Today, Fedora is one of the most beloved Linux distributions. Top Linux kernel programmers, including Linus Torvalds himself, use Fedora for developing the next generation of Linux. For Red Hat, Fedora's parent company, Fedora is its road-map for its market-leading Red Hat Enterprise Linux (RHEL). It didn't start that way. When Fedora first launched, it was hated.
Why? Because in 2003 Red Hat had just decided to drop its low-end Linux desktop distribution, Red Hat Linux, in favor of its business distribution, RHEL. The users were not happy. Comments I heard at the time included, "Red Hat has betrayed Linux" and "Red Hat wants to be the next Microsoft." One mid-major Linux company of the day, Progeny offered paid support for angry Red Hat Linux 9 users.
Red Hat made this move because it found itself on the horns of a dilemma. On the one hand, its most loyal fans wanted Red Hat to continue to be a fast-paced hacker Linux company, always turning out the latest stuff like all the other Linux firms of its day. Red Hat's paying customers, however, wanted a rock-stable business distribution.
As Greg DeKoenigsberg, today the VP of Community for Eucalyptus Systems, an open-source cloud company, and an early Fedora project leader, said, "We had a product in Red Hat Linux that was trying to perform two duties at the same time: It was trying to be enterprise software and it was trying to be cutting edge, 'release early, release often' software. Once the business realized that these were two conflicting goals they made the move to splitting the two."
Fun or money? Which would you choose?
Red Hat made its decision to go for the gold. They were right to do so. In 2012, Red Hat became the first billion dollar Linux company. With the exception of SUSE, the other major Linux companies of the early 21st century, Caldera, MandrakeSoft (later Mandriva), Lindows, etc. have either disappeared or are a shadow of their former selves.
At the same time, Red Hat did not want to lose its strong developer community. So, with the help of its community, noteably Warren Togami who first created Fedora as a community Red Hat software-package repository, and Bill Nottingham, the first Fedora leader, Fedora Core was born. It would become the first successful commercially-sponsored community Linux distribution. This combination of a business distribution and a pure open-source one would become a popular open-source business model. In 2007, Red Hat merged Core with another community Linux project, Extra, to form the Fedora you know in 2013.
Today, ten years after Red Hat decided to have both a business Linux and a community Linux, Fedora is the most popular technical Linux of them all. Its cutting-edge code leads the way for many Linux developers.
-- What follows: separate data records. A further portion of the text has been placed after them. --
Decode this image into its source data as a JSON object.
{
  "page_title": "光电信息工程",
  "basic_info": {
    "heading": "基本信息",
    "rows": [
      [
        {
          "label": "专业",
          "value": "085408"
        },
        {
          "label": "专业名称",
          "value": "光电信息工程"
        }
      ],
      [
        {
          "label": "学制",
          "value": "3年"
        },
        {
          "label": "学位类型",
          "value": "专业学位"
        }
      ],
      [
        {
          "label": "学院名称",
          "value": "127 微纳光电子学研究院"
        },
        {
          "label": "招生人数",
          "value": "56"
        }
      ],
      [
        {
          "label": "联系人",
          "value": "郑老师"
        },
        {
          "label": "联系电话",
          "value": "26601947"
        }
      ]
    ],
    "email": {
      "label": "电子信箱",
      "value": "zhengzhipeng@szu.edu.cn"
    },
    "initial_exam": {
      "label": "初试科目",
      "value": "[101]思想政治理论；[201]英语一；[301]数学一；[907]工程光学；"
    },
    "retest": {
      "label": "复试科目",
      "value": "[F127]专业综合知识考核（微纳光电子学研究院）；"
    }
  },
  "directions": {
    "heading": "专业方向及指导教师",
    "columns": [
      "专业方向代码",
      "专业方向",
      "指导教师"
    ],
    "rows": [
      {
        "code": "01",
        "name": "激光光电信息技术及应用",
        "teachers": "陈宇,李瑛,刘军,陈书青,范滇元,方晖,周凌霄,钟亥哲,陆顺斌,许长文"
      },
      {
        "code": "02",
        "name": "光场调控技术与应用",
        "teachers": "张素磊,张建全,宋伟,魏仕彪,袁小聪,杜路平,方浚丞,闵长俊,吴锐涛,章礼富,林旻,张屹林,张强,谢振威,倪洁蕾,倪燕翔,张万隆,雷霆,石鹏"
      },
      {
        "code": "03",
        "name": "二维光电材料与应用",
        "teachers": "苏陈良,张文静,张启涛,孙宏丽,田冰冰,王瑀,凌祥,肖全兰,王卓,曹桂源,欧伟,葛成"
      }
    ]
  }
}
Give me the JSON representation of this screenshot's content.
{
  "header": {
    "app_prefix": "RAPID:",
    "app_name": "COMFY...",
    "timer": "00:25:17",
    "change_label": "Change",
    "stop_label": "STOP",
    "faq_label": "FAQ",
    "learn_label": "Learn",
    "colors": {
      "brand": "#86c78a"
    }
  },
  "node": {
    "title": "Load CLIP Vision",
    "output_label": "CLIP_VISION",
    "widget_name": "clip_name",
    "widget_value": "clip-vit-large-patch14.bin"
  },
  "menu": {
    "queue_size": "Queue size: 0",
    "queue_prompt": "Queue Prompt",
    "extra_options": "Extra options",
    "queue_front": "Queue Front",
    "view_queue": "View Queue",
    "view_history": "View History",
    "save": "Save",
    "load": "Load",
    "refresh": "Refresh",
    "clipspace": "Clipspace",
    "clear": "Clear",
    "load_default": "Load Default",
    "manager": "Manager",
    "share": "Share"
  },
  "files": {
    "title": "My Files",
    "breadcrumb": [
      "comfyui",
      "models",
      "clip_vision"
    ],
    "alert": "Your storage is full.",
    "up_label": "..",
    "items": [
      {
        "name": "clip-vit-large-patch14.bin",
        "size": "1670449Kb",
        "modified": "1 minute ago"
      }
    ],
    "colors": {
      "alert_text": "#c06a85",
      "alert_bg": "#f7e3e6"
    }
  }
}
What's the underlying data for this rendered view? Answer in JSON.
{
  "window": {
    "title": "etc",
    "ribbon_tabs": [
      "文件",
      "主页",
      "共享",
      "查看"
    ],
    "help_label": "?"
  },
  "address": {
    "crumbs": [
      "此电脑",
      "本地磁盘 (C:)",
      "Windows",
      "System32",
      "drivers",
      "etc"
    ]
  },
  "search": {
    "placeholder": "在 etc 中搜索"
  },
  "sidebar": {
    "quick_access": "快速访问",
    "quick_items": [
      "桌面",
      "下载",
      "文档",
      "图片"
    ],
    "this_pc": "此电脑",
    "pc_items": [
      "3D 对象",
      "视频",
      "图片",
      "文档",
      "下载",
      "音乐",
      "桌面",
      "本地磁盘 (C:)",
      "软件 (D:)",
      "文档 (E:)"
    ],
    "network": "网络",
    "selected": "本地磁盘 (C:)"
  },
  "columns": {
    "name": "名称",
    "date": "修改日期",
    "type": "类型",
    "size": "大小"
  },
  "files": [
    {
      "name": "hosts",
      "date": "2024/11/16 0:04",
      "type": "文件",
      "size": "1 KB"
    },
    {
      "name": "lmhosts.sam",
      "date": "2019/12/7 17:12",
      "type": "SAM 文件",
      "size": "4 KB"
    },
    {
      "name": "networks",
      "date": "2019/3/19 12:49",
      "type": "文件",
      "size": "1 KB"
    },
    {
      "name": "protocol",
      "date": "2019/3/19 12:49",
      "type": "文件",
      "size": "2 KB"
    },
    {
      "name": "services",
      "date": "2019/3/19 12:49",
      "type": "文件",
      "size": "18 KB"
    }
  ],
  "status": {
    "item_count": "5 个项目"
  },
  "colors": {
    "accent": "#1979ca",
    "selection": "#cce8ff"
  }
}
Red Hat states on its site that "For 10 years, the Fedora Project has beaten the drum for the open-source world, delivering the latest features and technologies approximately every six months, thanks to the dedication of a diverse global community of contributors. Advancing technologies like virtualization, cloud computing, and software-defined everything, Fedora releases from Yarrow to Heisenbug have continuously pushed open source to new heights and addressed the most complex challenges of next-generation computing."
As Michael Tiemann, Red Hat's VP of Open Source Affairs, said, "We could not make the kind of big bets that we make with major updates of RHEL without … Fedora." Looking ahead, current Fedora leader, Robyn Bergeron, said in an interview, "For us in Fedora, I think it’s important for us to continue to evolve ways for people to find the OS a fruitful place for them to contribute.”